In the 70s and 80s, when I lived in Toronto, I used to see live opera performances at my local opera company and watch all the Live From The Met broadcasts on PBS. Then I moved to a rural area which made it a hassle to travel to the city so I gave up my opera subscription and I wasn’t able to get PBS any longer.
When I discovered that the Met was broadcasting live into movie theatres and to one not far from my home, I was thrilled that I was going to be able to see my beloved operas again. From what I’ve seen lately, I would agree with you that this cultural disease is infecting opera as well. I was disgusted and embarrassed when I witnessed what you describe in Tosa and The Tales of Hoffmann. Most of my fellow audience members were at least my age (mid-50s) or older. I wonder what they thought of it.
It seems they’re slowing adding more vulgarity. The broadcasts of the previous seasons were not as offensive.
Laura writes:
I’m happy to hear you agree. I have attended a couple of the HD performances with my elderly parents.
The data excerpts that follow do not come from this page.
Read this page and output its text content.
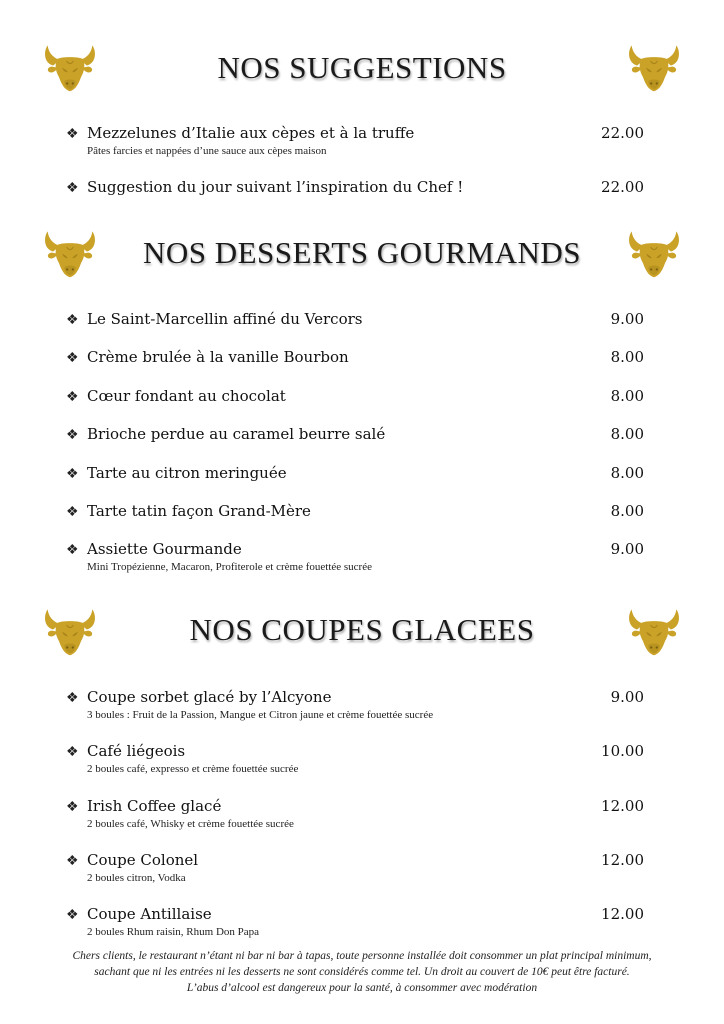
NOS SUGGESTIONS
❖ Mezzelunes d’Italie aux cèpes et à la truffe	22.00
Pâtes farcies et nappées d’une sauce aux cèpes maison
❖ Suggestion du jour suivant l’inspiration du Chef !	22.00
NOS DESSERTS GOURMANDS
❖ Le Saint-Marcellin affiné du Vercors	9.00
❖ Crème brulée à la vanille Bourbon	8.00
❖ Cœur fondant au chocolat	8.00
❖ Brioche perdue au caramel beurre salé	8.00
❖ Tarte au citron meringuée	8.00
❖ Tarte tatin façon Grand-Mère	8.00
❖ Assiette Gourmande	9.00
Mini Tropézienne, Macaron, Profiterole et crème fouettée sucrée
NOS COUPES GLACEES
❖ Coupe sorbet glacé by l’Alcyone	9.00
3 boules : Fruit de la Passion, Mangue et Citron jaune et crème fouettée sucrée
❖ Café liégeois	10.00
2 boules café, expresso et crème fouettée sucrée
❖ Irish Coffee glacé	12.00
2 boules café, Whisky et crème fouettée sucrée
❖ Coupe Colonel	12.00
2 boules citron, Vodka
❖ Coupe Antillaise	12.00
2 boules Rhum raisin, Rhum Don Papa
Chers clients, le restaurant n’étant ni bar ni bar à tapas, toute personne installée doit consommer un plat principal minimum,
sachant que ni les entrées ni les desserts ne sont considérés comme tel. Un droit au couvert de 10€ peut être facturé.
L’abus d’alcool est dangereux pour la santé, à consommer avec modération
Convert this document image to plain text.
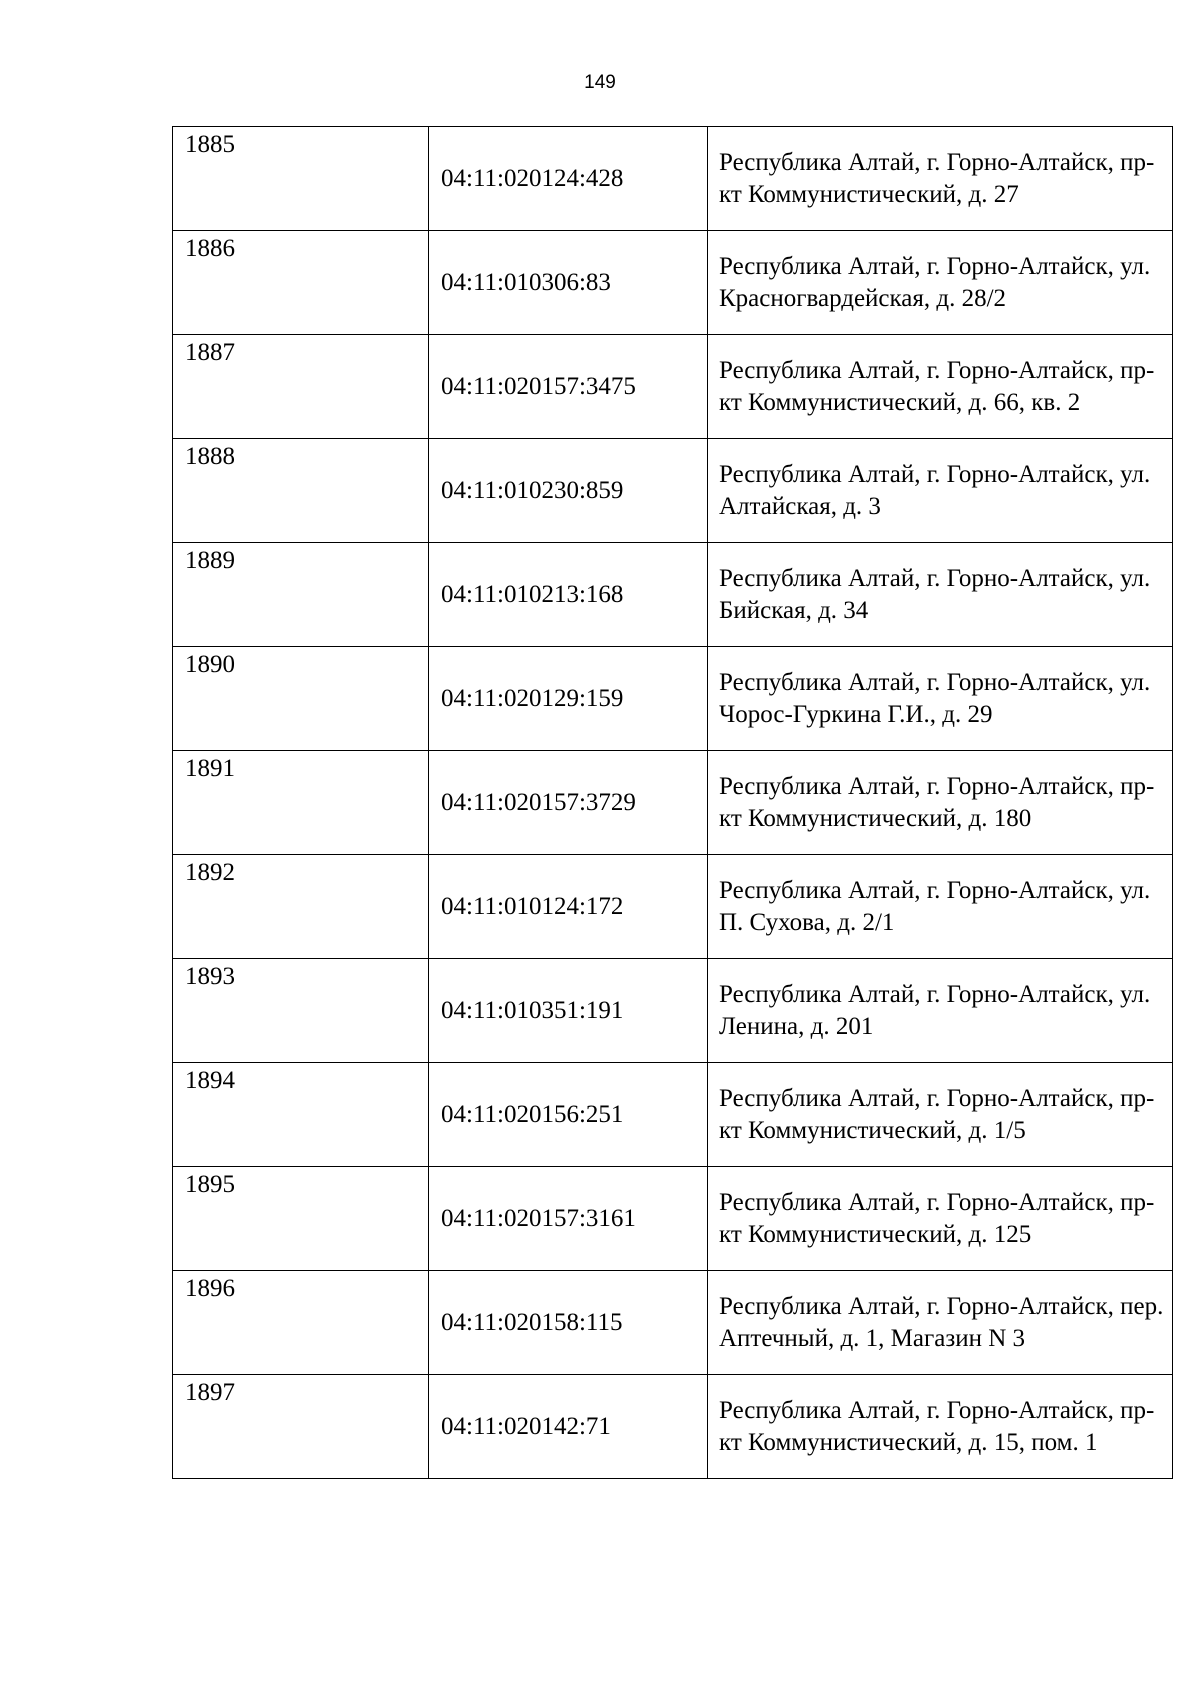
149
1885	04:11:020124:428	Республика Алтай, г. Горно-Алтайск, пр-кт Коммунистический, д. 27
1886	04:11:010306:83	Республика Алтай, г. Горно-Алтайск, ул. Красногвардейская, д. 28/2
1887	04:11:020157:3475	Республика Алтай, г. Горно-Алтайск, пр-кт Коммунистический, д. 66, кв. 2
1888	04:11:010230:859	Республика Алтай, г. Горно-Алтайск, ул. Алтайская, д. 3
1889	04:11:010213:168	Республика Алтай, г. Горно-Алтайск, ул. Бийская, д. 34
1890	04:11:020129:159	Республика Алтай, г. Горно-Алтайск, ул. Чорос-Гуркина Г.И., д. 29
1891	04:11:020157:3729	Республика Алтай, г. Горно-Алтайск, пр-кт Коммунистический, д. 180
1892	04:11:010124:172	Республика Алтай, г. Горно-Алтайск, ул. П. Сухова, д. 2/1
1893	04:11:010351:191	Республика Алтай, г. Горно-Алтайск, ул. Ленина, д. 201
1894	04:11:020156:251	Республика Алтай, г. Горно-Алтайск, пр-кт Коммунистический, д. 1/5
1895	04:11:020157:3161	Республика Алтай, г. Горно-Алтайск, пр-кт Коммунистический, д. 125
1896	04:11:020158:115	Республика Алтай, г. Горно-Алтайск, пер. Аптечный, д. 1, Магазин N 3
1897	04:11:020142:71	Республика Алтай, г. Горно-Алтайск, пр-кт Коммунистический, д. 15, пом. 1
The theaters were filled with mostly elderly people and frankly I was mortified for them. But none seemed to be bothered by it. Here’s my theory on this. I think these people are attached to opera; they know it has a dwindling audience and they can’t face that it is being desecrated from within. Also, some fans are just in thrall to the Met no matter what it does. I’ve generally noticed that many old people seem timid, as if they’re overwhelmed into silence by the pace of cultural change.
As you say, the change is gradual. The older productions are still fine. I saw Aida earlier this season, a production that’s been around forever, and it was traditional Met. But, the divas who moderate during intermission push their buoyant personalities onto fans, further spoiling the incomparable magic of opera at its best.
Michael S. writes:
Laura wrote: “But, the divas who moderate during intermission push their buoyant personalities onto fans, further spoiling the incomparable magic of opera at its best.”
The mutual gushing to which we are subject during the broadcast intermissions does get tiresome very quickly.
Also, on a minor and largely unrelated note, I’m annoyed that they identify singers “in order of appearance.” Peter Allen used to say “in order of vocal appearance.” Why leave out the word vocal, especially since radio listeners can’t see anything?
Laura writes:
This “mutual gushing” is the strangest thing. The singers are interviewed during intermission about the characters and the vocal demands. Suddenly, Carmen and Aida are not bigger-than-life personalities, but careerists talking over their resumés and the magnificent sets are the tedious work of a thousand stagehands in jeans and T-shirts.